Articulating decolonial spaces and solidarities: artivistas in Oakland and Oaxaca

October 26, 2013  • Posted in Member Projects  •  0 Comments

Magie Ramírez, PhC, University of Washington

Through my engagement with art collectives based in Oakland, California and Oaxaca, México, my project seeks to understand the ways that political art can shift public perceptions of race, class, gender, and indigeniety. I argue that the Chican@/mestiz@ artist-activists (or artivistas) create spaces of decolonial potential through the creation and sharing of their art. The artivistas utilize a differential consciousness to provoke political change and activism. Their political art struggles for an end to the detention and deportation of migrants, for the de-militarization of the border, and to disassemble racialized stereotypes of brown migrants. The political change the activists provoke also exists as a potentiality, as something imagined through dialogue and through art; the process of envisioning a more just world. The collectives’ art and activism are multifaceted, raising awareness and building solidarities with other groups, across racial, class and national lines. I question how the artivistas utilize their mestiz@ identities to construct spaces of decoloniality, and how their art-activism sparks trans-border, interracial, and interclass solidarities.

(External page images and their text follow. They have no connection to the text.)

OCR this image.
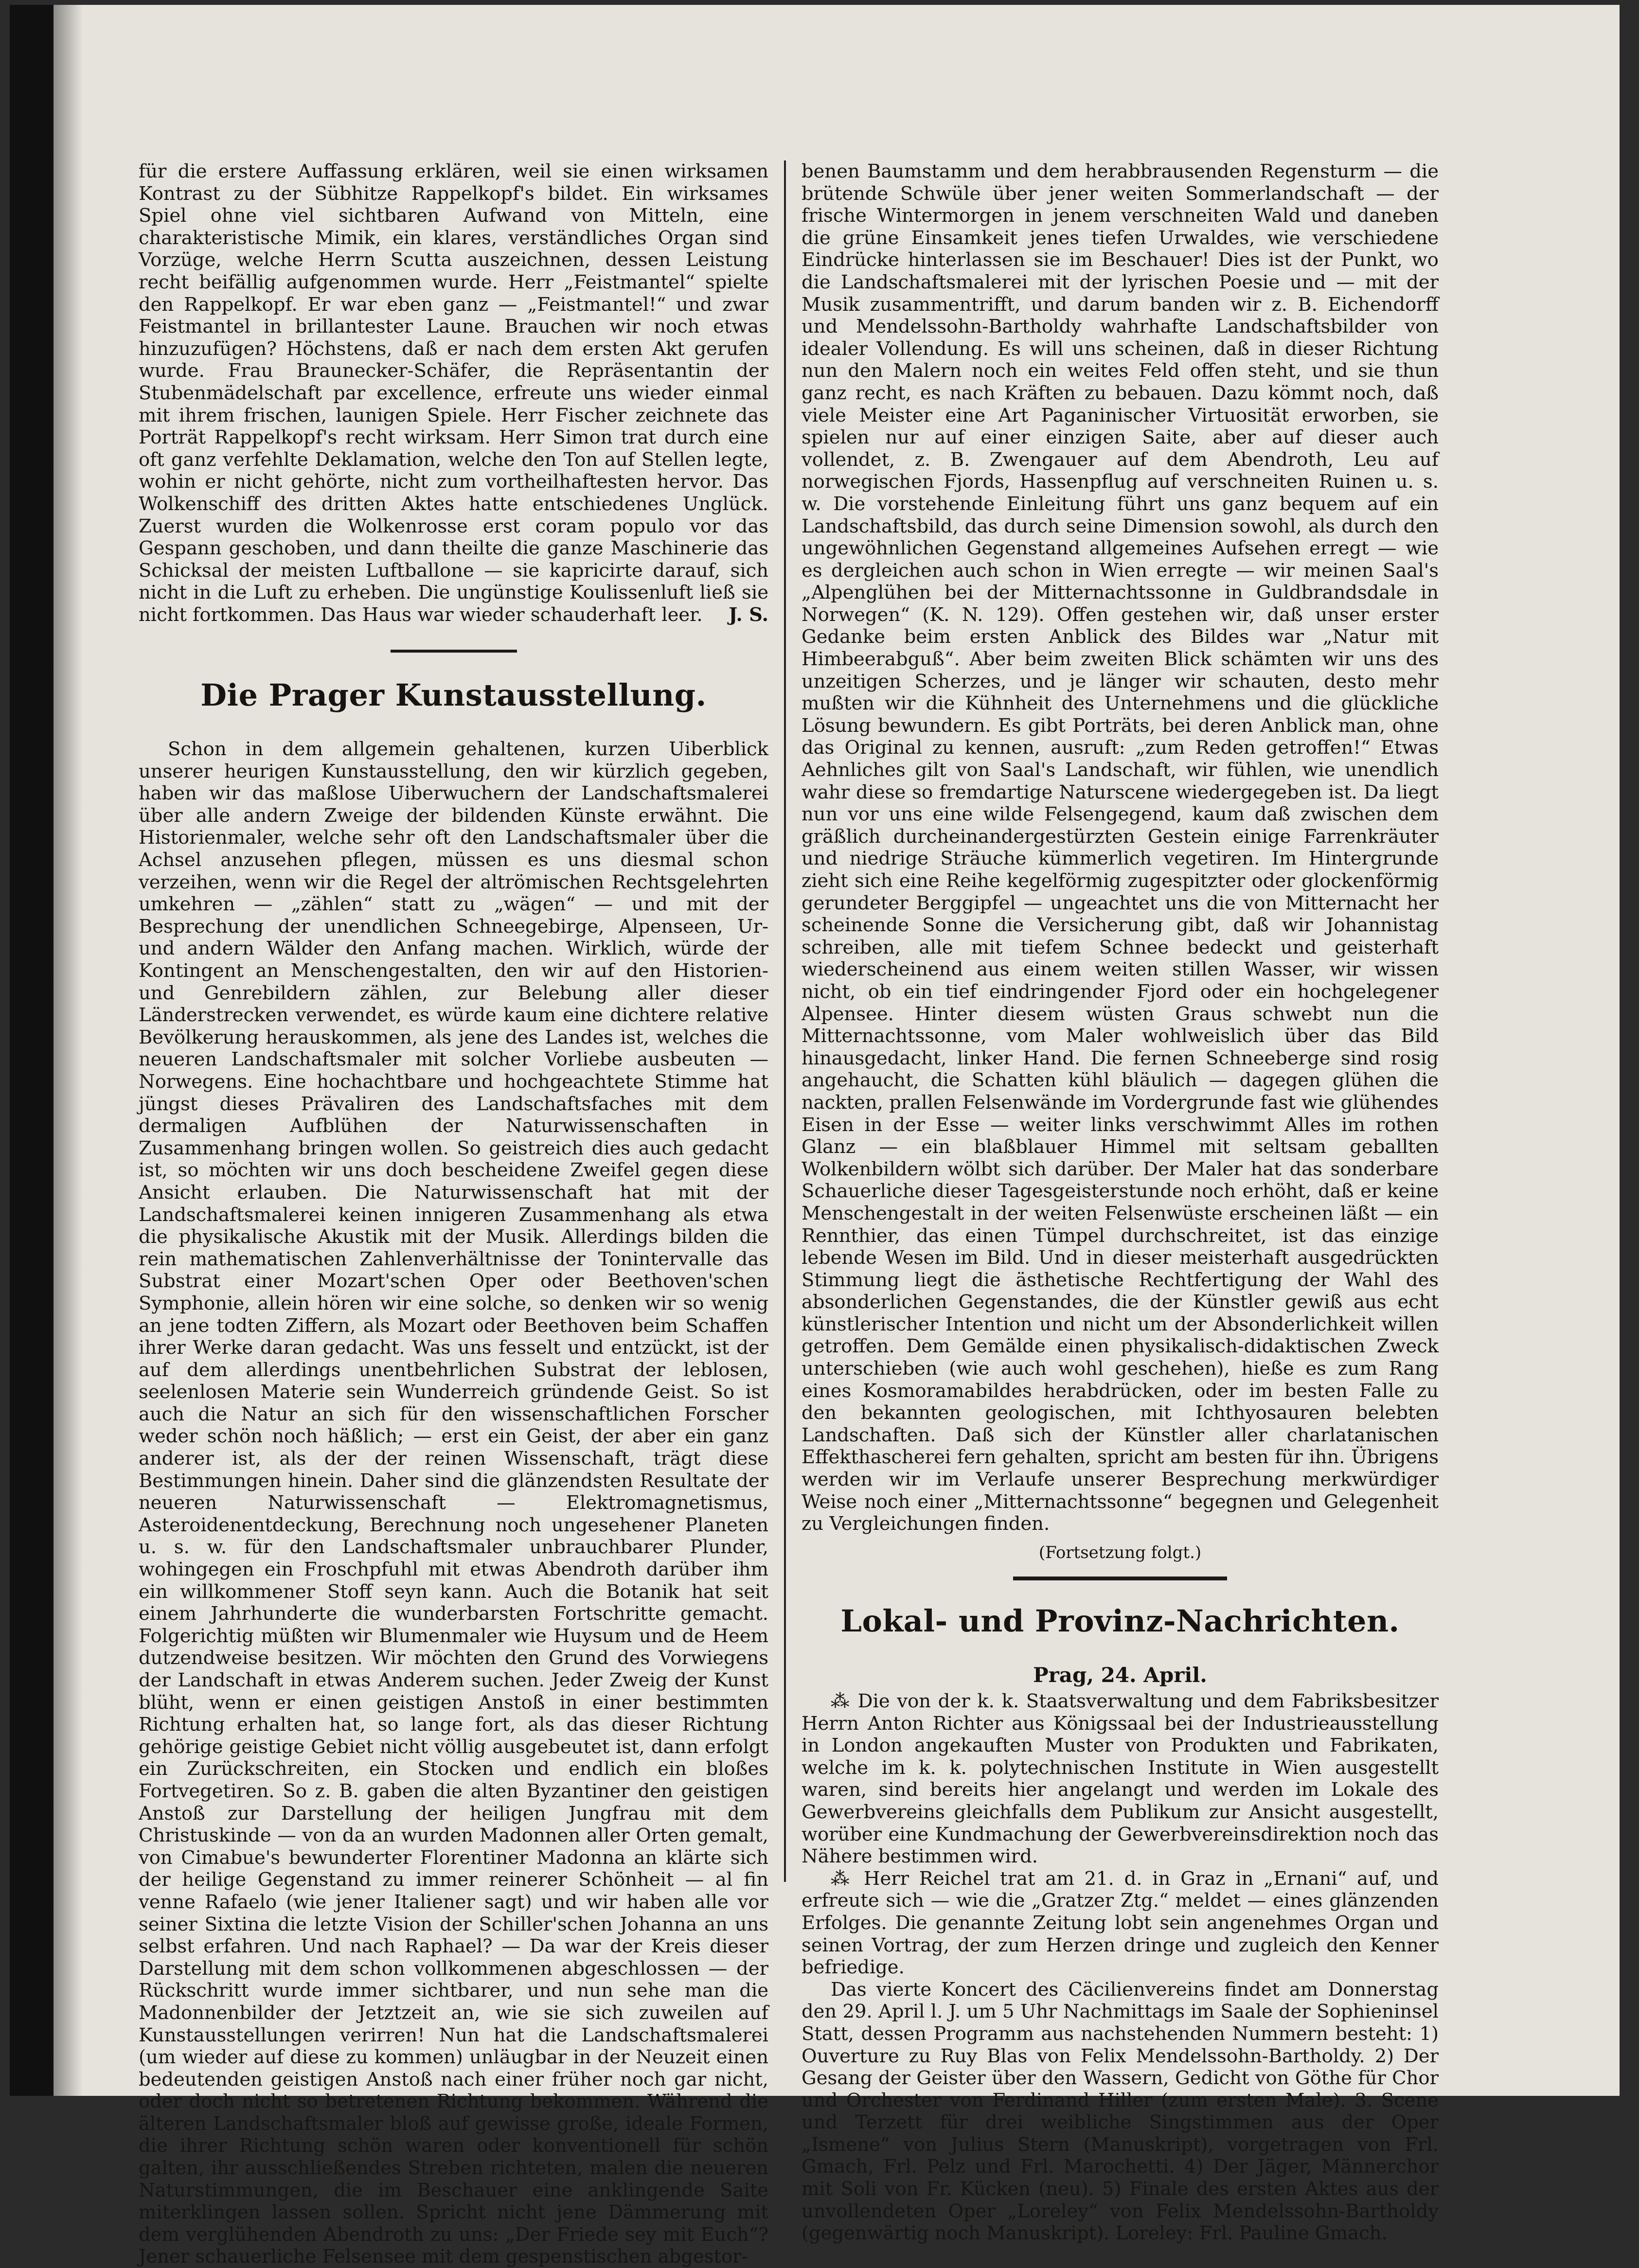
für die erstere Auffassung erklären, weil sie einen wirksamen Kontrast zu der Sübhitze Rappelkopf's bildet. Ein wirksames Spiel ohne viel sichtbaren Aufwand von Mitteln, eine charakteristische Mimik, ein klares, verständliches Organ sind Vorzüge, welche Herrn Scutta auszeichnen, dessen Leistung recht beifällig aufgenommen wurde. Herr „Feistmantel“ spielte den Rappelkopf. Er war eben ganz — „Feistmantel!“ und zwar Feistmantel in brillantester Laune. Brauchen wir noch etwas hinzuzufügen? Höchstens, daß er nach dem ersten Akt gerufen wurde. Frau Braunecker-Schäfer, die Repräsentantin der Stubenmädelschaft par excellence, erfreute uns wieder einmal mit ihrem frischen, launigen Spiele. Herr Fischer zeichnete das Porträt Rappelkopf's recht wirksam. Herr Simon trat durch eine oft ganz verfehlte Deklamation, welche den Ton auf Stellen legte, wohin er nicht gehörte, nicht zum vortheilhaftesten hervor. Das Wolkenschiff des dritten Aktes hatte entschiedenes Unglück. Zuerst wurden die Wolkenrosse erst coram populo vor das Gespann geschoben, und dann theilte die ganze Maschinerie das Schicksal der meisten Luftballone — sie kapricirte darauf, sich nicht in die Luft zu erheben. Die ungünstige Koulissenluft ließ sie nicht fortkommen. Das Haus war wieder schauderhaft leer.	J. S.
Die Prager Kunstausstellung.

Schon in dem allgemein gehaltenen, kurzen Uiberblick unserer heurigen Kunstausstellung, den wir kürzlich gegeben, haben wir das maßlose Uiberwuchern der Landschaftsmalerei über alle andern Zweige der bildenden Künste erwähnt. Die Historienmaler, welche sehr oft den Landschaftsmaler über die Achsel anzusehen pflegen, müssen es uns diesmal schon verzeihen, wenn wir die Regel der altrömischen Rechtsgelehrten umkehren — „zählen“ statt zu „wägen“ — und mit der Besprechung der unendlichen Schneegebirge, Alpenseen, Ur- und andern Wälder den Anfang machen. Wirklich, würde der Kontingent an Menschengestalten, den wir auf den Historien- und Genrebildern zählen, zur Belebung aller dieser Länderstrecken verwendet, es würde kaum eine dichtere relative Bevölkerung herauskommen, als jene des Landes ist, welches die neueren Landschaftsmaler mit solcher Vorliebe ausbeuten — Norwegens. Eine hochachtbare und hochgeachtete Stimme hat jüngst dieses Prävaliren des Landschaftsfaches mit dem dermaligen Aufblühen der Naturwissenschaften in Zusammenhang bringen wollen. So geistreich dies auch gedacht ist, so möchten wir uns doch bescheidene Zweifel gegen diese Ansicht erlauben. Die Naturwissenschaft hat mit der Landschaftsmalerei keinen innigeren Zusammenhang als etwa die physikalische Akustik mit der Musik. Allerdings bilden die rein mathematischen Zahlenverhältnisse der Tonintervalle das Substrat einer Mozart'schen Oper oder Beethoven'schen Symphonie, allein hören wir eine solche, so denken wir so wenig an jene todten Ziffern, als Mozart oder Beethoven beim Schaffen ihrer Werke daran gedacht. Was uns fesselt und entzückt, ist der auf dem allerdings unentbehrlichen Substrat der leblosen, seelenlosen Materie sein Wunderreich gründende Geist. So ist auch die Natur an sich für den wissenschaftlichen Forscher weder schön noch häßlich; — erst ein Geist, der aber ein ganz anderer ist, als der der reinen Wissenschaft, trägt diese Bestimmungen hinein. Daher sind die glänzendsten Resultate der neueren Naturwissenschaft — Elektromagnetismus, Asteroidenentdeckung, Berechnung noch ungesehener Planeten u. s. w. für den Landschaftsmaler unbrauchbarer Plunder, wohingegen ein Froschpfuhl mit etwas Abendroth darüber ihm ein willkommener Stoff seyn kann. Auch die Botanik hat seit einem Jahrhunderte die wunderbarsten Fortschritte gemacht. Folgerichtig müßten wir Blumenmaler wie Huysum und de Heem dutzendweise besitzen. Wir möchten den Grund des Vorwiegens der Landschaft in etwas Anderem suchen. Jeder Zweig der Kunst blüht, wenn er einen geistigen Anstoß in einer bestimmten Richtung erhalten hat, so lange fort, als das dieser Richtung gehörige geistige Gebiet nicht völlig ausgebeutet ist, dann erfolgt ein Zurückschreiten, ein Stocken und endlich ein bloßes Fortvegetiren. So z. B. gaben die alten Byzantiner den geistigen Anstoß zur Darstellung der heiligen Jungfrau mit dem Christuskinde — von da an wurden Madonnen aller Orten gemalt, von Cimabue's bewunderter Florentiner Madonna an klärte sich der heilige Gegenstand zu immer reinerer Schönheit — al fin venne Rafaelo (wie jener Italiener sagt) und wir haben alle vor seiner Sixtina die letzte Vision der Schiller'schen Johanna an uns selbst erfahren. Und nach Raphael? — Da war der Kreis dieser Darstellung mit dem schon vollkommenen abgeschlossen — der Rückschritt wurde immer sichtbarer, und nun sehe man die Madonnenbilder der Jetztzeit an, wie sie sich zuweilen auf Kunstausstellungen verirren! Nun hat die Landschaftsmalerei (um wieder auf diese zu kommen) unläugbar in der Neuzeit einen bedeutenden geistigen Anstoß nach einer früher noch gar nicht, oder doch nicht so betretenen Richtung bekommen. Während die älteren Landschaftsmaler bloß auf gewisse große, ideale Formen, die ihrer Richtung schön waren oder konventionell für schön galten, ihr ausschließendes Streben richteten, malen die neueren Naturstimmungen, die im Beschauer eine anklingende Saite miterklingen lassen sollen. Spricht nicht jene Dämmerung mit dem verglühenden Abendroth zu uns: „Der Friede sey mit Euch“? Jener schauerliche Felsensee mit dem gespenstischen abgestor-

benen Baumstamm und dem herabbrausenden Regensturm — die brütende Schwüle über jener weiten Sommerlandschaft — der frische Wintermorgen in jenem verschneiten Wald und daneben die grüne Einsamkeit jenes tiefen Urwaldes, wie verschiedene Eindrücke hinterlassen sie im Beschauer! Dies ist der Punkt, wo die Landschaftsmalerei mit der lyrischen Poesie und — mit der Musik zusammentrifft, und darum banden wir z. B. Eichendorff und Mendelssohn-Bartholdy wahrhafte Landschaftsbilder von idealer Vollendung. Es will uns scheinen, daß in dieser Richtung nun den Malern noch ein weites Feld offen steht, und sie thun ganz recht, es nach Kräften zu bebauen. Dazu kömmt noch, daß viele Meister eine Art Paganinischer Virtuosität erworben, sie spielen nur auf einer einzigen Saite, aber auf dieser auch vollendet, z. B. Zwengauer auf dem Abendroth, Leu auf norwegischen Fjords, Hassenpflug auf verschneiten Ruinen u. s. w. Die vorstehende Einleitung führt uns ganz bequem auf ein Landschaftsbild, das durch seine Dimension sowohl, als durch den ungewöhnlichen Gegenstand allgemeines Aufsehen erregt — wie es dergleichen auch schon in Wien erregte — wir meinen Saal's „Alpenglühen bei der Mitternachtssonne in Guldbrandsdale in Norwegen“ (K. N. 129). Offen gestehen wir, daß unser erster Gedanke beim ersten Anblick des Bildes war „Natur mit Himbeerabguß“. Aber beim zweiten Blick schämten wir uns des unzeitigen Scherzes, und je länger wir schauten, desto mehr mußten wir die Kühnheit des Unternehmens und die glückliche Lösung bewundern. Es gibt Porträts, bei deren Anblick man, ohne das Original zu kennen, ausruft: „zum Reden getroffen!“ Etwas Aehnliches gilt von Saal's Landschaft, wir fühlen, wie unendlich wahr diese so fremdartige Naturscene wiedergegeben ist. Da liegt nun vor uns eine wilde Felsengegend, kaum daß zwischen dem gräßlich durcheinandergestürzten Gestein einige Farrenkräuter und niedrige Sträuche kümmerlich vegetiren. Im Hintergrunde zieht sich eine Reihe kegelförmig zugespitzter oder glockenförmig gerundeter Berggipfel — ungeachtet uns die von Mitternacht her scheinende Sonne die Versicherung gibt, daß wir Johannistag schreiben, alle mit tiefem Schnee bedeckt und geisterhaft wiederscheinend aus einem weiten stillen Wasser, wir wissen nicht, ob ein tief eindringender Fjord oder ein hochgelegener Alpensee. Hinter diesem wüsten Graus schwebt nun die Mitternachtssonne, vom Maler wohlweislich über das Bild hinausgedacht, linker Hand. Die fernen Schneeberge sind rosig angehaucht, die Schatten kühl bläulich — dagegen glühen die nackten, prallen Felsenwände im Vordergrunde fast wie glühendes Eisen in der Esse — weiter links verschwimmt Alles im rothen Glanz — ein blaßblauer Himmel mit seltsam geballten Wolkenbildern wölbt sich darüber. Der Maler hat das sonderbare Schauerliche dieser Tagesgeisterstunde noch erhöht, daß er keine Menschengestalt in der weiten Felsenwüste erscheinen läßt — ein Rennthier, das einen Tümpel durchschreitet, ist das einzige lebende Wesen im Bild. Und in dieser meisterhaft ausgedrückten Stimmung liegt die ästhetische Rechtfertigung der Wahl des absonderlichen Gegenstandes, die der Künstler gewiß aus echt künstlerischer Intention und nicht um der Absonderlichkeit willen getroffen. Dem Gemälde einen physikalisch-didaktischen Zweck unterschieben (wie auch wohl geschehen), hieße es zum Rang eines Kosmoramabildes herabdrücken, oder im besten Falle zu den bekannten geologischen, mit Ichthyosauren belebten Landschaften. Daß sich der Künstler aller charlatanischen Effekthascherei fern gehalten, spricht am besten für ihn. Übrigens werden wir im Verlaufe unserer Besprechung merkwürdiger Weise noch einer „Mitternachtssonne“ begegnen und Gelegenheit zu Vergleichungen finden.

(Fortsetzung folgt.)
Lokal- und Provinz-Nachrichten.
Prag, 24. April.

⁂ Die von der k. k. Staatsverwaltung und dem Fabriksbesitzer Herrn Anton Richter aus Königssaal bei der Industrieausstellung in London angekauften Muster von Produkten und Fabrikaten, welche im k. k. polytechnischen Institute in Wien ausgestellt waren, sind bereits hier angelangt und werden im Lokale des Gewerbvereins gleichfalls dem Publikum zur Ansicht ausgestellt, worüber eine Kundmachung der Gewerbvereinsdirektion noch das Nähere bestimmen wird.

⁂ Herr Reichel trat am 21. d. in Graz in „Ernani“ auf, und erfreute sich — wie die „Gratzer Ztg.“ meldet — eines glänzenden Erfolges. Die genannte Zeitung lobt sein angenehmes Organ und seinen Vortrag, der zum Herzen dringe und zugleich den Kenner befriedige.

Das vierte Koncert des Cäcilienvereins findet am Donnerstag den 29. April l. J. um 5 Uhr Nachmittags im Saale der Sophieninsel Statt, dessen Programm aus nachstehenden Nummern besteht: 1) Ouverture zu Ruy Blas von Felix Mendelssohn-Bartholdy. 2) Der Gesang der Geister über den Wassern, Gedicht von Göthe für Chor und Orchester von Ferdinand Hiller (zum ersten Male). 3. Scene und Terzett für drei weibliche Singstimmen aus der Oper „Ismene“ von Julius Stern (Manuskript), vorgetragen von Frl. Gmach, Frl. Pelz und Frl. Marochetti. 4) Der Jäger, Männerchor mit Soli von Fr. Kücken (neu). 5) Finale des ersten Aktes aus der unvollendeten Oper „Loreley“ von Felix Mendelssohn-Bartholdy (gegenwärtig noch Manuskript). Loreley: Frl. Pauline Gmach.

How might the artivistas’ collaborations create ‘spaces of encounter’ that challenge dominant discourses and build solidarities between communities of different racial, class, or cultural identities. The process of making and sharing their art creates a space for voicing and overcoming historical and present-day traumas, to raise awareness of the injustices their communities have lived, and a space to imagine and struggle for a more just world.